Notes for Prof. Hung-Yi Lee's ML Lecture 10: CNN
CNN: Convolutional Neural Networks
When using fully connected networks on images, the number of parameters may be too large. By applying constraints on the networks based on properties of images, we can reduce the total number of parameters.
The fundamental concept of CNN is “to let filters convolve through the image”.
Input Images
The color images have 3 channels (RGB) on every pixel; the black-white have only 1 channel.
We have to transform the input image to the size of the input of the network in advance.
Scaling and rotation of the image training data impact the training results of CNN, i.e. The trained CNN is not invariant for scaling and rotation. However, a proper image recognizer should be able to generate the same output by input images with scaling or rotation. Therefore, we have to generate more training data by performing scaling and rotation on the training images, i.e. performing data augmentation.
Properties of Images & the CNN Techniques
When using the CNN techniques, make sure that your task meet the corresponding properties. For example AlphaGo don’t use pooling; NLP/Speech recognition only convolve through a single dimension (word sequence / frequency). In NLP, the vectors on the other dimension are not spatially related to the neighboring ones (word vector dimentions ); in speech recognition, the shift-invariant effect on the dimention of time is handled by recurrentness of the network.
Critical Patterns in Small Areas: Filters
In images, the critical patterns for recognition are usually in areas that are smaller than the whole image or even in small regions, so we use filters to find the patterns. The area that a filter processes is the receptive field.
Critical Patterns at Different Regions: Weight Sharing
In images, the critical patterns may appear in different regions of the images, so the filters for the same pattern at different locations should share their weights.

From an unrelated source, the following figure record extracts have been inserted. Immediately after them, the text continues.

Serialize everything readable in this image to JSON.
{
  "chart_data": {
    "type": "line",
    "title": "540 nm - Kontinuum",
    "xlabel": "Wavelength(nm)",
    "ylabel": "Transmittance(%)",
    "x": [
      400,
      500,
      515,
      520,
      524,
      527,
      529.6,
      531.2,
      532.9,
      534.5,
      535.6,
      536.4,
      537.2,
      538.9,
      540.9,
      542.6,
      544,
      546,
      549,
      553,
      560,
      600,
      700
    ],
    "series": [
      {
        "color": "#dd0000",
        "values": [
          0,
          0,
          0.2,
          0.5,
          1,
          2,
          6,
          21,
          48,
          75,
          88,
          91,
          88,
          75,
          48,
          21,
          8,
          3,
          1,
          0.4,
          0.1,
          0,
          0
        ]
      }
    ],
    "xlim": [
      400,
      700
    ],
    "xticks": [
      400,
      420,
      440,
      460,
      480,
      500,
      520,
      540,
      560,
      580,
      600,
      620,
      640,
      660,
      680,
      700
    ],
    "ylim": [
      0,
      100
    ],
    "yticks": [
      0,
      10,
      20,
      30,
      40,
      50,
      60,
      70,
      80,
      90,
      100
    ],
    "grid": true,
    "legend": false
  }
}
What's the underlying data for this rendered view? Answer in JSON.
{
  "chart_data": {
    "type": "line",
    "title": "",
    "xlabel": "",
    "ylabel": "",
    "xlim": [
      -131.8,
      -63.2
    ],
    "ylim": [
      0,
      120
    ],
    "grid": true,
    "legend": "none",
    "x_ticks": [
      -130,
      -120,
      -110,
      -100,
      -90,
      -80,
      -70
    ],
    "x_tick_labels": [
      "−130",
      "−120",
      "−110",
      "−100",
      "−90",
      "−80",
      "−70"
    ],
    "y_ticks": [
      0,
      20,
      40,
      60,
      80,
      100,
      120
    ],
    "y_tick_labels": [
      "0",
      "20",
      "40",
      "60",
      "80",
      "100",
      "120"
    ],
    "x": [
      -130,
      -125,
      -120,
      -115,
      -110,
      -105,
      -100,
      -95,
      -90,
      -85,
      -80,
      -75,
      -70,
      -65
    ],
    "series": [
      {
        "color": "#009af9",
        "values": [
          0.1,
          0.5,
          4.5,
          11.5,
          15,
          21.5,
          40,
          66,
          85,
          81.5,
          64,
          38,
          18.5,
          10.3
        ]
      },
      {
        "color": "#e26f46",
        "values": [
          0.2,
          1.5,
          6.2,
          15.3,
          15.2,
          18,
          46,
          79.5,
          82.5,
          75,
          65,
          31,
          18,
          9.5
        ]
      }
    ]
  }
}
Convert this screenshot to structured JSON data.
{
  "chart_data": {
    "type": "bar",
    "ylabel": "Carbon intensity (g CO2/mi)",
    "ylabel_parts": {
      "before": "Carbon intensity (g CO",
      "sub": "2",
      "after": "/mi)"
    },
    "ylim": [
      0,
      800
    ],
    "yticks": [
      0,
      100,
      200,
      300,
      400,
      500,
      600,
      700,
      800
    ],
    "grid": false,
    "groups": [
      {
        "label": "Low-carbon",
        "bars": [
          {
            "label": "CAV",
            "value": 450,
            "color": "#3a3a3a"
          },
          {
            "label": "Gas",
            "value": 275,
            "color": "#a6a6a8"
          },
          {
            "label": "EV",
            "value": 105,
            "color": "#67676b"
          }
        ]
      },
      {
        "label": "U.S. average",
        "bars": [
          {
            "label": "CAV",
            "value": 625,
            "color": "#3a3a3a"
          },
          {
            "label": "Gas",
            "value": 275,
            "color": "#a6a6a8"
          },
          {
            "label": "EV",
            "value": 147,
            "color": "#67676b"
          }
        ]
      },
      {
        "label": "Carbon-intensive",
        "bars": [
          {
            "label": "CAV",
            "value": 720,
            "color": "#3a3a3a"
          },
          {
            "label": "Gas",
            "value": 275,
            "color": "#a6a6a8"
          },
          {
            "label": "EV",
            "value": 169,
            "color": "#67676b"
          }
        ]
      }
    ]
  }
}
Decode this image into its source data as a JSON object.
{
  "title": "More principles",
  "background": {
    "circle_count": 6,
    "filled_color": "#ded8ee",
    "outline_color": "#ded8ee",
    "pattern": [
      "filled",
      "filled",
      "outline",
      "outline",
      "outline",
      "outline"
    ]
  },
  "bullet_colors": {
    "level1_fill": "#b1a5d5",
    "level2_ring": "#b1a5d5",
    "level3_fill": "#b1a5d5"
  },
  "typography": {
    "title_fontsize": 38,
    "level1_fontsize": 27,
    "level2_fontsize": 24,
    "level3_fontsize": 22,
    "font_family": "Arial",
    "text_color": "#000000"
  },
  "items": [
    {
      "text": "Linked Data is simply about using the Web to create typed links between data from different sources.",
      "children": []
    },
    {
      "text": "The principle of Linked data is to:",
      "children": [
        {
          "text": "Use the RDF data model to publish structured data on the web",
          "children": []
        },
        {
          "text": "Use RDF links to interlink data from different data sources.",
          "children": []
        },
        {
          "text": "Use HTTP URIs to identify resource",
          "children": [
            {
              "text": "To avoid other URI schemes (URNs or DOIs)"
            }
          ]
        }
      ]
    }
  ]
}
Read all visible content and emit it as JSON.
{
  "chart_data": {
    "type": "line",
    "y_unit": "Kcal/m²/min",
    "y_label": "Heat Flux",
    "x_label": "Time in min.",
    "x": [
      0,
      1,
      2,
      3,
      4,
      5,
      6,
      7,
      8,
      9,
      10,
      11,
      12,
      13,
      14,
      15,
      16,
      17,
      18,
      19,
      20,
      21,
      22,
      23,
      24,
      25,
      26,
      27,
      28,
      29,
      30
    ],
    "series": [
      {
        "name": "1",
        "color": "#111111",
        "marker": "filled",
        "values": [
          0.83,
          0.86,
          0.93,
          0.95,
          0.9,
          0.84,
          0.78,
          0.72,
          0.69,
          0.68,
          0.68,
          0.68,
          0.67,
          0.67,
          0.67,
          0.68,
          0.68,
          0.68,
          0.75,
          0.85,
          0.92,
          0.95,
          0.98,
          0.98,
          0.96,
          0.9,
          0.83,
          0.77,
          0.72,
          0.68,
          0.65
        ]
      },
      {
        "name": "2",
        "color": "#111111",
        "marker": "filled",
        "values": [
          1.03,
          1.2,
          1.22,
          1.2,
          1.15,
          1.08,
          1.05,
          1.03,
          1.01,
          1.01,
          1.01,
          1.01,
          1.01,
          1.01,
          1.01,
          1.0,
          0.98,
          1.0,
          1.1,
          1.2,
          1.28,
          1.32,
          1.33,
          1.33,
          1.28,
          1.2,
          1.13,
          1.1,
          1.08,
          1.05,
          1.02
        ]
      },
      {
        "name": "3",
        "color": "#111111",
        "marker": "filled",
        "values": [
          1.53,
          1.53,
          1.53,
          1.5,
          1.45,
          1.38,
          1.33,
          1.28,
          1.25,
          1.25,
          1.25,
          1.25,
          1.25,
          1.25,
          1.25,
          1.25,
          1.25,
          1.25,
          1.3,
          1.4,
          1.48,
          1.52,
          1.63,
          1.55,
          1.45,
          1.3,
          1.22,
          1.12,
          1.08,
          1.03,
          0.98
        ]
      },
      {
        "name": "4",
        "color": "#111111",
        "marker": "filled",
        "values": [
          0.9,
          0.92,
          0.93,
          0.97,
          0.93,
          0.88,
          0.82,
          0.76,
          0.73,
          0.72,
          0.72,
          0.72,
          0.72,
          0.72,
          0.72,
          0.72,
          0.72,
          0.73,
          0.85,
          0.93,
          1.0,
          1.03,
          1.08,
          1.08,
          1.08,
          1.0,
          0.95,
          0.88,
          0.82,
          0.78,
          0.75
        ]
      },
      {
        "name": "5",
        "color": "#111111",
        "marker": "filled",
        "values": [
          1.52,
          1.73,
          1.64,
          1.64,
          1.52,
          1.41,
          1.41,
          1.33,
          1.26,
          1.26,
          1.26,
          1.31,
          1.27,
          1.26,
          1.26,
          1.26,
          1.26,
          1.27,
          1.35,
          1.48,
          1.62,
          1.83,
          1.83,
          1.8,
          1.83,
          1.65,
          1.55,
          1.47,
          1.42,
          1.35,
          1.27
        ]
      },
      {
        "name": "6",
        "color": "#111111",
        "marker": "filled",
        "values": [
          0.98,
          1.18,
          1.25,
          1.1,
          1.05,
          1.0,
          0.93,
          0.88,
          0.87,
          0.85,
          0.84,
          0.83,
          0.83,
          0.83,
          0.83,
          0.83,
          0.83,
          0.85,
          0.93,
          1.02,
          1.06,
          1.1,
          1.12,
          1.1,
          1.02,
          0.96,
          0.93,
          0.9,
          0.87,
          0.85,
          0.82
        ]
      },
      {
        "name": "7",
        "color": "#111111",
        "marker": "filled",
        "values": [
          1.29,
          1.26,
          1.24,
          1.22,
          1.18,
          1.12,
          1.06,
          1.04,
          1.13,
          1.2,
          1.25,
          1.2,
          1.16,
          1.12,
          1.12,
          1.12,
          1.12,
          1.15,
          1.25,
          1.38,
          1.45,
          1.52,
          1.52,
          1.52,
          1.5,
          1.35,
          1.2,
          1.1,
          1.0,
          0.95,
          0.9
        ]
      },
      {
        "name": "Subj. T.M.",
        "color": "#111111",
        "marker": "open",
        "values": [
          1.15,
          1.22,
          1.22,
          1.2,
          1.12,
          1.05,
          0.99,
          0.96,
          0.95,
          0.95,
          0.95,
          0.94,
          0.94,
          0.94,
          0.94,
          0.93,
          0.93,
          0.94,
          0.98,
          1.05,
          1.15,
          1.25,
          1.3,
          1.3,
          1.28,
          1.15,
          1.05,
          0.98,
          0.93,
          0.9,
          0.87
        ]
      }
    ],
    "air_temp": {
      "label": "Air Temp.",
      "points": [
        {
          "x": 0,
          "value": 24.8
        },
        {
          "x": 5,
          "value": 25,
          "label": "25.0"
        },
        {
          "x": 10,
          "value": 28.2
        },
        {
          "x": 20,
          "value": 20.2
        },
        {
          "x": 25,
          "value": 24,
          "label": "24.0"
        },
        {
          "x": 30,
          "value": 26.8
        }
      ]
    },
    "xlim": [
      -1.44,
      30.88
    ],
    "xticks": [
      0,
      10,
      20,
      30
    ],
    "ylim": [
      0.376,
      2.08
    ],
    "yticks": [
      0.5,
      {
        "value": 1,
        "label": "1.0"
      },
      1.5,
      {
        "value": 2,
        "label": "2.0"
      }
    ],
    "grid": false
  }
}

Subsampling Don’t Impact the Recognition: Pooling
Subsampling of the image don’t change the object, so we can apply pooling to further reduce the total number of parameters.
And example of pooling:
Recently some networks don’t use pooling because the computing cost is not too high for their computing power.
CNN Structure
Total Number of Neurons & Connections for a Convolution Layer
Stride: the pixel distance between the neighboring receptive filds.
Padding: when using padding, if a receptive field at the edge exceeds the edge, then the exceeding part will be filled based on the padding method. Usually we use 0 padding, i.e. pad with 0’s.
Feature map: The output map produced by applying a filter over the input / pre-layer output.
Assume the shape of input and output are squares. Total number of weights of the convolution layer:
\[n_f (n_{rs})^2 n_{ch}\]where $n_f$ is the total number of filters, $n_{rs}$ is the size of one side of the receptive field, $n_{ch}$ is the total number of channels of the input.
The total number of output neurons:
\[(\frac{n_{in} - n_{rs} + 1}{n_s} \text{ round up})^2 n_f\]where $n_s$ is stride, $n_{in}$ is the size of a side of the input.
Gradient Descent on Input
To see the pattern that a neuron in a CNN learns to recognize, we can perform gradient descent on the input image to maximize the activation of the neuron.
By the example of digit recognition, we can also see that some non-sense input are going to be recognized as digits => deep neural networks are easily fooled (see link).
Similar technique can also be used for Deep Dream and Deep Style.
Deep Dream
Let an CNN show what it sees in an image.
Steps:
- Run the CNN on an image
- choose a layer and exaggerate the values
- perform gradient descent on the input image to let the layer geach the exaggerated values.